Way back in February of 2013, when I first started this blog, I shared five power principles that people would be wise to adopt if they wanted to experience happiness in life. Perhaps the most important of these is: “If it’s going to be, it’s up to me.”

Why do I say this? Well, for two reasons. One, as I asserted back then, nobody – absolutely nobody! – is put on this earth to make you happy. For sure, your parents had the job early on, but once you reached adulthood, it became yours and no one else's.

The second reason is that you have to make the effort to find happiness. Happiness doesn’t just float through the air searching you out so that, once you are spotted, it descends upon and inhabits you.
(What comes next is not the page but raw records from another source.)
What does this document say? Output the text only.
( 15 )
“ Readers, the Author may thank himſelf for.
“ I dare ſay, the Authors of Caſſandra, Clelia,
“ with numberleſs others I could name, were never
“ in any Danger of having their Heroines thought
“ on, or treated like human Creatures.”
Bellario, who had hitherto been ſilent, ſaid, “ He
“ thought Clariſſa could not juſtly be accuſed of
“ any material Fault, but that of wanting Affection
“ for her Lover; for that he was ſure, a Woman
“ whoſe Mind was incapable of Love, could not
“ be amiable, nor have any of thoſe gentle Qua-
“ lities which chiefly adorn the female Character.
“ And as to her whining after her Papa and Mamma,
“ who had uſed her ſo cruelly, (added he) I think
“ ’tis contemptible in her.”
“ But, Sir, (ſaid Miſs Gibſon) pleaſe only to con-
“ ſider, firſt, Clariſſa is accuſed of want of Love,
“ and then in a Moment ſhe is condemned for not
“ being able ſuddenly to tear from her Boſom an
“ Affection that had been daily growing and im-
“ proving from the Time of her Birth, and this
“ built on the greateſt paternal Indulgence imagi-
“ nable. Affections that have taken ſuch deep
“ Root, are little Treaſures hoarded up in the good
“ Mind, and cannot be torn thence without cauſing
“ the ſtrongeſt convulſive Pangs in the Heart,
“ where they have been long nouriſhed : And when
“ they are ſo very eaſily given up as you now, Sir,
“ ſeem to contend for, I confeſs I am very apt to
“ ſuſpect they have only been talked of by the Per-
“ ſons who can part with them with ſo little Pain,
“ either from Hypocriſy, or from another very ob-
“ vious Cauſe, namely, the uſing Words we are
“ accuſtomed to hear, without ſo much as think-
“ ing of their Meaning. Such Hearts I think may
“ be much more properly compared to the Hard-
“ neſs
It’s an inner experience that you would be wise to nurture through your own effort and actions.

So, to be happy, as with any result you might want in your life, you must do what’s necessary to make that happen. Only doing what’s necessary will produce the result of happiness – not wishing, hoping, or even praying.

I do a demonstration in my happiness seminars to illustrate this point. Holding a pencil in the palm of my hand, I give an audience volunteer the instructions to “try to take the pencil from my hand.” It never fails that he quickly snatches the pencil as if I were going to pull it away at the last second, leaving him grasping air.

Inevitably the audience chuckles, whereupon I ask: “Did he follow my instructions?”

Most people nod “yes,” but typically some discerning participant will say, “No, you told him to try to take the pencil, not take it.”

“That’s right,” I say. Turning back to the volunteer, I more explicitly instruct him to “try with all his might to take the pencil, but this time don’t take it.”

The volunteer commences to grimace, strain, and grunt, but does not take the pencil. Then I ask the whole group: “What happens with the pencil as a result of trying?”

“Nothing!” they thunder.

“Yes,” I say, and with that, I tell the volunteer to take the pencil from my hand. Once he does, I deliver the bottom line: “The only thing that produces a result is doing what’s necessary to produce that result; you have to absolutely do whatever it takes to produce any results you want.”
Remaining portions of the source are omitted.